Eric Tanenblatt, Mr. Perdue’s former chief of staff, called him highly qualified for the post in a statement on Wednesday night.
As a successful governor, Perdue has the requisite experience to direct a massive bureaucracy of the sort necessary to conduct the department’s many programs,” Mr. Tanenblatt said. He praised Mr. Perdue’s ability to shape agricultural policy and business.
Mr. Perdue, he said, “knows the challenges facing today’s farmers.”
Environmental activists condemned Mr. Trump’s choice, saying that Mr. Perdue had received hundreds of thousands of dollars in federal farm subsidies that help chemical companies and large agriculture conglomerates at the expense of small farmers and the environment.

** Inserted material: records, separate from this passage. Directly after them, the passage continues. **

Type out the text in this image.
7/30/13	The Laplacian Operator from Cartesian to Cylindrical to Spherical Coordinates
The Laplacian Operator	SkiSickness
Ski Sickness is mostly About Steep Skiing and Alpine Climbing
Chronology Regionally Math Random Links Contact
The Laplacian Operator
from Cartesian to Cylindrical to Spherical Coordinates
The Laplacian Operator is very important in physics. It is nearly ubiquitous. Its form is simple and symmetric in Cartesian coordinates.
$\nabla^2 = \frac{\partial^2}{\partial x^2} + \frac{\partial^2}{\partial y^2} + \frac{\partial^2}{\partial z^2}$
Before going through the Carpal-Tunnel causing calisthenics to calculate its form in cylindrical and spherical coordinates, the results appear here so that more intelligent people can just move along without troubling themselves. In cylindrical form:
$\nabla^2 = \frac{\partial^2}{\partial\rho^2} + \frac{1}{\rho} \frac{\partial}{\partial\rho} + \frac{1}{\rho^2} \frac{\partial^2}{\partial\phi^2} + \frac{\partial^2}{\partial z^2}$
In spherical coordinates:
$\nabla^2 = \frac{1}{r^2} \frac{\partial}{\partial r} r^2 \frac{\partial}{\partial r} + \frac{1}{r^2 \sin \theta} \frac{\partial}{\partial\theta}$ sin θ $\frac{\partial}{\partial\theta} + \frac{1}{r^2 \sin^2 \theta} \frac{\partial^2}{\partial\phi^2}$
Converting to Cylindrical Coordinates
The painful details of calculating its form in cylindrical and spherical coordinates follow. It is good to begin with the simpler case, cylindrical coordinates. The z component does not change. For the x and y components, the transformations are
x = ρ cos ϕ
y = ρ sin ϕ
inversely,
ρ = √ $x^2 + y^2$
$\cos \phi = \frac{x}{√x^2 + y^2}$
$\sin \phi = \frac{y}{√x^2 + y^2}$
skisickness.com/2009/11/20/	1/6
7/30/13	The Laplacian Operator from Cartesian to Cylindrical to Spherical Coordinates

“It’s certainly hard to imagine that a former fertilizer salesman will tackle the unregulated farm pollution that poisons our drinking water, turns Lake Erie green, and fouls the Chesapeake Bay and the Gulf of Mexico,” said Scott Faber, senior vice president of government affairs at EWG, an environmental research group.
If confirmed, Mr. Perdue would oversee an agency with a $150 billion budget. The Agriculture Department is in charge of farm policy and food safety, and it funds food stamps, other nutrition programs and the Forest Service.
A conservative Republican, Mr. Perdue has ties to at least one senator who will vote on his confirmation. Senator David Perdue, Republican of Georgia, is his cousin.